Les fouilles archéologiques annoncées constituent un espoir immense pour tous ceux qui se battent pour la reconnaissance pleine et entière de ce crime colonial longtemps occulté. Elles pourraient enfin permettre de donner un visage, un nom et une sépulture digne à chacun de ces tirailleurs tombés sous les balles françaises ce 1er décembre 1944. Plus qu’une question mémorielle, c’est un enjeu de dignité et de justice qui se joue à travers cette initiative du gouvernement sénégalais. En osant affronter ce passé douloureux, le Sénégal ouvre la voie à une nécessaire rupture avec les non-dits et les complaisances qui ont trop longtemps prévalu dans le regard porté sur l’histoire partagée entre la France et ses anciennes colonies.
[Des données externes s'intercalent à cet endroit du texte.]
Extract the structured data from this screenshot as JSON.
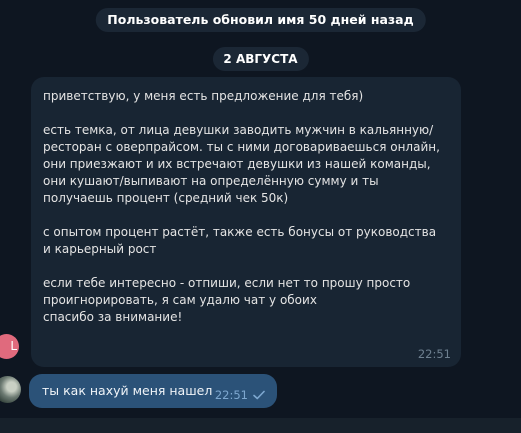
{
  "service": {
    "name_change": "Пользователь обновил имя 50 дней назад",
    "date": "2 АВГУСТА"
  },
  "incoming": {
    "text": "приветствую, у меня есть предложение для тебя)\n\nесть темка, от лица девушки заводить мужчин в кальянную/ресторан с овер­прайсом. ты с ними договариваешься онлайн, они приезжают и их встречают девушки из нашей команды, они кушают/выпивают на определённую сумму и ты получаешь процент (средний чек 50к)\n\nс опытом процент растёт, также есть бонусы от руководства и карьерный рост\n\nесли тебе интересно - отпиши, если нет то прошу просто проигнорировать, я сам удалю чат у обоих\nспасибо за внимание!",
    "time": "22:51",
    "avatar_letter": "L"
  },
  "outgoing": {
    "text": "ты как нахуй меня нашел",
    "time": "22:51",
    "status_icon": "check-icon"
  },
  "colors": {
    "background": "#0e1621",
    "incoming_bubble": "#182533",
    "outgoing_bubble": "#2b5278",
    "service_pill": "#1b2735"
  }
}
Le lancement de ces fouilles marque ainsi un pas décisif vers l’établissement d’une vérité historique trop longtemps refoulée. Une vérité attendue par tout un peuple, indispensable à la construction d’une mémoire apaisée et d’une relation nouvelle, débarrassée des ombres du passé colonial, entre la France et le Sénégal. Une vérité nécessaire aussi, à l’heure où les questions mémorielles agitent plus que jamais les consciences, pour regarder en face les pages les plus sombres de notre histoire commune et bâtir ensemble un avenir tourné vers la lumière.